Strus became the first player in Heat history to score 100-plus points and hit 20-plus 3-pointers during a four-game span On Dec. 23, hit a game-winning 3-pointer against Detroit.

He’s been a mainstay ever since.

 

Giving hope to athletes
Strus’ high school coach, John Daniels, still keeps in contact with him. Daniels thinks Strus’ story can inspire others.

“This is something everyone around here should celebrate,” Daniels said. “It’s a story that give kids like him at Stagg, at Sandburg, at Andrew and all of the other area schools hope.

“They don’t have to play for the best AAU coach. They don’t have to travel around the country. They don’t have to quit playing other sports.
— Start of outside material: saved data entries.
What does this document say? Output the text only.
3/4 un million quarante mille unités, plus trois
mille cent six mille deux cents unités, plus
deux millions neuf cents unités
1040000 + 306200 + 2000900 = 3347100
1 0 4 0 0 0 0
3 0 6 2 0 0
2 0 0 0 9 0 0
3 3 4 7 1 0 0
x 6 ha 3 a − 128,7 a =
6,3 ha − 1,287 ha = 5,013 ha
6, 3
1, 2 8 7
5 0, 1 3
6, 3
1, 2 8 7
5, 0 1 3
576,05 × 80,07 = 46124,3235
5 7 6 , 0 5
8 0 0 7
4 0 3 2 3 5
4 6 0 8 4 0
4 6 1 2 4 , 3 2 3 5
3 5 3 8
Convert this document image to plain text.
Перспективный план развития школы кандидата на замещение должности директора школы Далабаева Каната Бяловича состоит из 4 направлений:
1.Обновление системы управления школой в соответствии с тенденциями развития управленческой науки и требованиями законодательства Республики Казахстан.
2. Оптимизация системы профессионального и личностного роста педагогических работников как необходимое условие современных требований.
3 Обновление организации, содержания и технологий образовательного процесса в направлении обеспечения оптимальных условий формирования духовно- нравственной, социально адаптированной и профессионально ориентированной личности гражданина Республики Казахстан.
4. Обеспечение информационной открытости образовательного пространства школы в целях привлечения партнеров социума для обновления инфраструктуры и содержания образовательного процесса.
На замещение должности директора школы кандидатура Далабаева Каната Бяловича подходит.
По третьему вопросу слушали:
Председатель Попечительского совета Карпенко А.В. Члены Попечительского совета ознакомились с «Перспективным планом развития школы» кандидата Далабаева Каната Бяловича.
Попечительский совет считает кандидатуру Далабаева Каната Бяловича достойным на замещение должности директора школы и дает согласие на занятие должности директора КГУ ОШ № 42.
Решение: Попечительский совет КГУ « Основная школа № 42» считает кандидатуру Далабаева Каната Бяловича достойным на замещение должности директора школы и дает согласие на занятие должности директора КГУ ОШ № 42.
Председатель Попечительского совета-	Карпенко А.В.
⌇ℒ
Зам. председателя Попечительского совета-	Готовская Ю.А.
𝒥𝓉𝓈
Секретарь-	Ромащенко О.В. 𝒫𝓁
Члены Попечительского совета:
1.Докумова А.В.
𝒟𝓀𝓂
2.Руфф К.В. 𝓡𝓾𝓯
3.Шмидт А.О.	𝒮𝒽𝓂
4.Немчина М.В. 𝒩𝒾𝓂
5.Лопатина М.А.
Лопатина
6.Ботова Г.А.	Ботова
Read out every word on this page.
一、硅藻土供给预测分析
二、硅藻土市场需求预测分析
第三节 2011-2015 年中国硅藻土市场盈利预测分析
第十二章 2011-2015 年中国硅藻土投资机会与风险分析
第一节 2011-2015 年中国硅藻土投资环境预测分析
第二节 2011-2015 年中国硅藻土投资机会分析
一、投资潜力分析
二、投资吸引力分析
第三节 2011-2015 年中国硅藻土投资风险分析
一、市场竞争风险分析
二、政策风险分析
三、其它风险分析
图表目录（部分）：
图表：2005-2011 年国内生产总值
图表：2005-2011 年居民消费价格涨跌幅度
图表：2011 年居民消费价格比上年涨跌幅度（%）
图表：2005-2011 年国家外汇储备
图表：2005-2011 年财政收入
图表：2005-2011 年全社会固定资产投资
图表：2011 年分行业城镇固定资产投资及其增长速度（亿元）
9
He played baseball and was one of the best pitchers in the area. He gives hope to kids and if you work hard, you can be rewarded.”

Strus had to take a step back to reflect on the 2021-22 season

“It’s been a whirlwind of events this whole year,” he said. “There were a lot of ups and downs at the beginning.  Then I was able to carve out my role in the NBA. I think I’m established now. I’ve earned that.

“I hope I keep earning that throughout my time. I’m really excited for the future and what that holds. I had a good year last year and I want to top that and keep advancing in my career.”

 

The Strus Rule
While he may be well known around the South Suburbs and Miami area for his play, casual basketball fans across the country know him as a guy in the middle of a controversy who helped get a ruled changed in the NBA.

In a Game 7 playoff battle with Boston, Strus hit a 3-point basket in the third quarter to slice the Celtics lead to 56-54. After three minutes of game time elapsed, officials declared that Strus’ heel was out of bounds and the three points were taken off the board, after much arguing.

The NBA changed the rules starting this season. The NBA Replay Center will illuminate a blue light if officials think a scoring change is necessary. Play will be stopped during a neutral moment.

Some people are already calling it the “Strus Rule.”

He’s going to live with that for a long time.

“I think every interview I’ve done and every time I talk to people, it always comes up,” Strus said. “It’s always going to be a thing in the back of people’s minds. Hopefully, we make it to the Finals and win the championship and we’ll never talk about it again.

“It’s funny, right after the game my brother [Stagg boys basketball coach Marty Strus] said, ‘At least you are going to have a rule named after you.’ Looking back on it, it stinks, but one possession is not going to determine a game. A lot of things happen along the way.”